Comme toutes les écoles des mines, celle de Douai a bénéficié des financements de sa tutelle, Bercy, au titre de laGEV, la grande école virtuelle , à l’instar des UNT (université numérique thématique) pour lancer le e-learning. Les premières ressources numériques datent de 2003 et ont d’abord été mises en ligne sur des sites web.

Le choix d'une plateforme est venu après, en 2004-2005. Mauvaise pioche avec la solution française Ulysse, développée par une université bordelaise, puisqu’elle a fait long feu. Moodle est alors choisie par les écoles des mines avec des plateformes installées dans chacune d’elles et qui peuvent s’interconnecter. Une plateforme Moodle commune permet également d’accéder aux ressources libres des autres écoles. 

Petit état du marché des plateformes de e-learning en France

Sans dresser un état des lieux exhaustif du marché des plateformes de e-learning sur le sol français, quelques grands acteurs se distinguent. Du côté des solutions en open source, Moodle tire son épingle du jeu avec sa licence gratuite (1). Le libre a la préférence des écoles d’ingénieurs.

Nicolas Martignoni, représentant pour les pays francophones et traducteur en français de la plateforme Moodle et également directeur de l’école Fri-Tic, qui forme des enseignants suisses aux TICE, observe l'évolution de la plateforme libre. Pour lui, l’augmentation de la participation des écoles aux congrès de Moodle Moot est significative. « On constate un glissement vers l’open source dans les grandes écoles. Moodle est entièrement francisé, c’est pour cette raison que la plateforme marche bien. Les concurrents commerciaux sont sur un marché francophone de niches. L’atout de Moodle est de laisser le code dans les mains des écoles si elles ont besoin d’adapter un paramètre à leurs besoins et qu’elles sont sûre de la pérennité du code source contrairement aux solutions commerciales qui peuvent faire faillite, être rachetées et contraindre leurs clients de passer à une nouvelle version ».
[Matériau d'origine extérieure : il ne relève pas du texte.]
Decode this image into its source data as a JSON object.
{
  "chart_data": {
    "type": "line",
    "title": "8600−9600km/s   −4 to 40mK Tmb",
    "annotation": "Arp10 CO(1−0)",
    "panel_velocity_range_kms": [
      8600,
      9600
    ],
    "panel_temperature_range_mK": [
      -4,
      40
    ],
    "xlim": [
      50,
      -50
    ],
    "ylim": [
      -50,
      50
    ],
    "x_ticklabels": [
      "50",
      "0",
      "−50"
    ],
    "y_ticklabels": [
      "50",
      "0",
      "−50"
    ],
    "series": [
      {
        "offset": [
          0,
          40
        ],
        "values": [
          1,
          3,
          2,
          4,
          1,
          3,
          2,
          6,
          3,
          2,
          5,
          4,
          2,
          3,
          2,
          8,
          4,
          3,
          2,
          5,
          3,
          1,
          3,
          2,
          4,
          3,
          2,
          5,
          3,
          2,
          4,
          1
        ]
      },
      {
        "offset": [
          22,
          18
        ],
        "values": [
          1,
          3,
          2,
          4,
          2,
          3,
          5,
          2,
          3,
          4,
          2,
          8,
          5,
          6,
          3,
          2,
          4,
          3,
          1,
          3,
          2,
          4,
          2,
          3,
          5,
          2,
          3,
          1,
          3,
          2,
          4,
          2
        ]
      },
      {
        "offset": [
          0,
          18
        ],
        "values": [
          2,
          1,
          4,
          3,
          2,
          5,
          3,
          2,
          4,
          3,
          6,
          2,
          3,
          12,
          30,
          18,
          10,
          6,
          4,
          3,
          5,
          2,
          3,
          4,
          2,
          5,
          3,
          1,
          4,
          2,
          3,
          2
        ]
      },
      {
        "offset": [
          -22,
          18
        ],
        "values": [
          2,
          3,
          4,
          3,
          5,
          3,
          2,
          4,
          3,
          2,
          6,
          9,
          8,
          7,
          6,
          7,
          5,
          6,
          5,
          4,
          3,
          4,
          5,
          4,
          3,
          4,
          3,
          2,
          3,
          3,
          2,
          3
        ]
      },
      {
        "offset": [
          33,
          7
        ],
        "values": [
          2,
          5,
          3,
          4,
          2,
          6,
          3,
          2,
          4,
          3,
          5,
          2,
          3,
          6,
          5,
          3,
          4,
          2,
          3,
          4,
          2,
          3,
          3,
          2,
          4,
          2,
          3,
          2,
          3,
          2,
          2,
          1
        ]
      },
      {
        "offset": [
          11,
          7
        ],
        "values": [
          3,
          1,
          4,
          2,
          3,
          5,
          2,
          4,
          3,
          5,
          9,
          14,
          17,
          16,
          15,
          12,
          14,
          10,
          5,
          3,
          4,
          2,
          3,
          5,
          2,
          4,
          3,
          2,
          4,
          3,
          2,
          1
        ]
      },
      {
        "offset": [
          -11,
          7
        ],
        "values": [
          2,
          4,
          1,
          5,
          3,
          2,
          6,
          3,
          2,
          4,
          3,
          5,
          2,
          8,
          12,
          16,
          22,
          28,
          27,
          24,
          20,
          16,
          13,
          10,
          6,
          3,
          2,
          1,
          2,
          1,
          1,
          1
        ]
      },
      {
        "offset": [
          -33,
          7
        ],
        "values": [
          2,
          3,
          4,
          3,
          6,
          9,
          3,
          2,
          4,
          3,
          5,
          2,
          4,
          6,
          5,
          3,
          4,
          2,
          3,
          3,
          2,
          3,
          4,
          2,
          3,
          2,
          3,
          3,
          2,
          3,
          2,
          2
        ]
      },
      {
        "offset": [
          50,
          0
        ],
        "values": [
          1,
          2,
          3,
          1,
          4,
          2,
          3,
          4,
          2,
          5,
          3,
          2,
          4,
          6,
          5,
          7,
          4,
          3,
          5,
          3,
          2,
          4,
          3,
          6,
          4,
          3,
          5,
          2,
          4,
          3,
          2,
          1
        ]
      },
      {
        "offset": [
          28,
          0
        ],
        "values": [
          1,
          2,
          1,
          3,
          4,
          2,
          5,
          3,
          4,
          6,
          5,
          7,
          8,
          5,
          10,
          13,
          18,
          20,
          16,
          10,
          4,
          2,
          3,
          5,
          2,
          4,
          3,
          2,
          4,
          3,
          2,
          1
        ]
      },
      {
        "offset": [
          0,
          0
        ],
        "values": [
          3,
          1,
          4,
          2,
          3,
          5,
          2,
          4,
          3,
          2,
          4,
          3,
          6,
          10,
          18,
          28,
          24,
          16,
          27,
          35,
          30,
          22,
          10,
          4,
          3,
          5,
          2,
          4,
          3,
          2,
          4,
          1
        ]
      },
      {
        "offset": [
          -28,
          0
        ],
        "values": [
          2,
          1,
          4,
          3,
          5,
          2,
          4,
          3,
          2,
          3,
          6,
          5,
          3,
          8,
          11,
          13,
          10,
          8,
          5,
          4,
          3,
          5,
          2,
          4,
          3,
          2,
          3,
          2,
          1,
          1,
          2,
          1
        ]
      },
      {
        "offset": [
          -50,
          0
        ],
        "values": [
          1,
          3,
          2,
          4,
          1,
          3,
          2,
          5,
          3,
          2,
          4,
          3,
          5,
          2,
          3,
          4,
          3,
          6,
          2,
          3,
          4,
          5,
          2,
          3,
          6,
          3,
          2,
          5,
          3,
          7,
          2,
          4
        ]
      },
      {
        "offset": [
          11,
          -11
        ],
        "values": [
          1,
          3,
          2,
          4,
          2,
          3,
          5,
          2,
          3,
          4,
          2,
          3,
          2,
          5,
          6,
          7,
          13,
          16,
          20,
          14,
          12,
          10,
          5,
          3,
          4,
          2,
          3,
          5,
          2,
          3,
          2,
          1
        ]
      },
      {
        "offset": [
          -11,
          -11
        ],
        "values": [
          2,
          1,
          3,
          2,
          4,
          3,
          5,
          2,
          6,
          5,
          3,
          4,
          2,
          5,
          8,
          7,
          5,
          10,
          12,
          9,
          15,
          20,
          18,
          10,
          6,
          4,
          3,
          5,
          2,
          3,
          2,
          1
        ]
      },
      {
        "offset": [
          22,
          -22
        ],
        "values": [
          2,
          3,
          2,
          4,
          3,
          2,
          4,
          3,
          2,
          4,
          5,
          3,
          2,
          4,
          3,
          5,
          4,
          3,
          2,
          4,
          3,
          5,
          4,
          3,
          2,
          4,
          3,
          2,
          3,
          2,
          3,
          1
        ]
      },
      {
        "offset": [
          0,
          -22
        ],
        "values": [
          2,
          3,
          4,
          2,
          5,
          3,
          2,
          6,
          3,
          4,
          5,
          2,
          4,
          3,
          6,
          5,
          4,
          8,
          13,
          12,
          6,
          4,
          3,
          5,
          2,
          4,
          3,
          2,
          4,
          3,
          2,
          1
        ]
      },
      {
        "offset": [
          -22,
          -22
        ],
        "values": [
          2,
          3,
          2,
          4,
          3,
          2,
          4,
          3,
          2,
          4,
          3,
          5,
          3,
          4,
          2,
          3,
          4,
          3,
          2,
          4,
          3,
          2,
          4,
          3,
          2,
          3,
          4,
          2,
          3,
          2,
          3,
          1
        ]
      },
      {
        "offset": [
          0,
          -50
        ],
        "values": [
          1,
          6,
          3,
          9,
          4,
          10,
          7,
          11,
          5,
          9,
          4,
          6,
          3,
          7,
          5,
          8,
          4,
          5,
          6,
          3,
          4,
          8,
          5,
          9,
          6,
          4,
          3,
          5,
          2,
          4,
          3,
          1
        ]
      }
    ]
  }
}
Tout n’est pourtant pas simple au pays de Moodle. « Un bug peut mettre 6 à 8 mois à être résolu entre les membres de la communauté. L’équipe de développeurs est potentiellement de 500000 personnes, mais il peut y avoir des lenteurs dans les décisions de correction et de communication avec les responsables de Perth en Australie », témoigne Valéry Frémaux, responsable des Tice à l’EISTI.

Parmi les solutions commerciales concurrentes, on peut citer Blackboard qui a racheté bon nombre d’autres éditeurs (comme WebCT). Crossknowledge (2) ou Action on line (3) sont présentes dans les écoles de commerce avec des solutions de plateformes incluant des supports de cours en middle management pour la première et en comptabilité, gestion, finance pour la seconde.

« Toutes les plateformes françaises ont fait faillite après l’équipement massif des établissements il y a à peu près cinq ans. Le marché des plateformes s’est depuis effondré d’autant plus que les acteurs américains ont quitté le marché français car les écoles ne sont pas d’assez gros clients pour eux en nombre d’usagers », analyse Mathieu Vermeulen, responsable de la cellule Imagine à l’Ecole des mines de Douai.


(1) Parmi les grandes écoles utilisatrices, on peut citer Grenoble Ecole de management, Télécom Ecole de Management à Evry, Télécom Bretagne, Télécom SudParis, les école des Mines,  l’INSA de Lyon, l’UTT, l’INPT, l’INSEEC Bordeaux, l’ESCEM…
   
(2) Sur son site, Crossknowledge affiche parmi ses clients français dans les grandes écoles : Grenoble Ecole de management, Euromed, ESCE, ESCP-EAP ; ESC Lille, Rouen, Troyes, ESG, ESSEC, HEC, IESEG, Supinfo.

(3) Sur son site, Action on line affiche parmi ses clients français dans les grandes écoles : ESC Clermont, Chambery, La Rochelle, Le Havre, Pau, Rennes, les écoles des Mines de Saint-Etienne, Douai, Paris, l’EDHEC, EM Lyon, l’ESCEM, l’ESDES, l’ESSEC, ISARA Lyon…

Quelles plateformes de e-learning utilisent les universités américaines ?

Sur son blog, Nicolas Martignoni reprend les conclusions d’une enquête de la California State University sur le sujet sortie en août 2009. Son billet s’intitule Environnements d’apprentissage : l’état du marché aux USA . Il n’existe malheureusement pas d’étude équivalente pour les établissements français.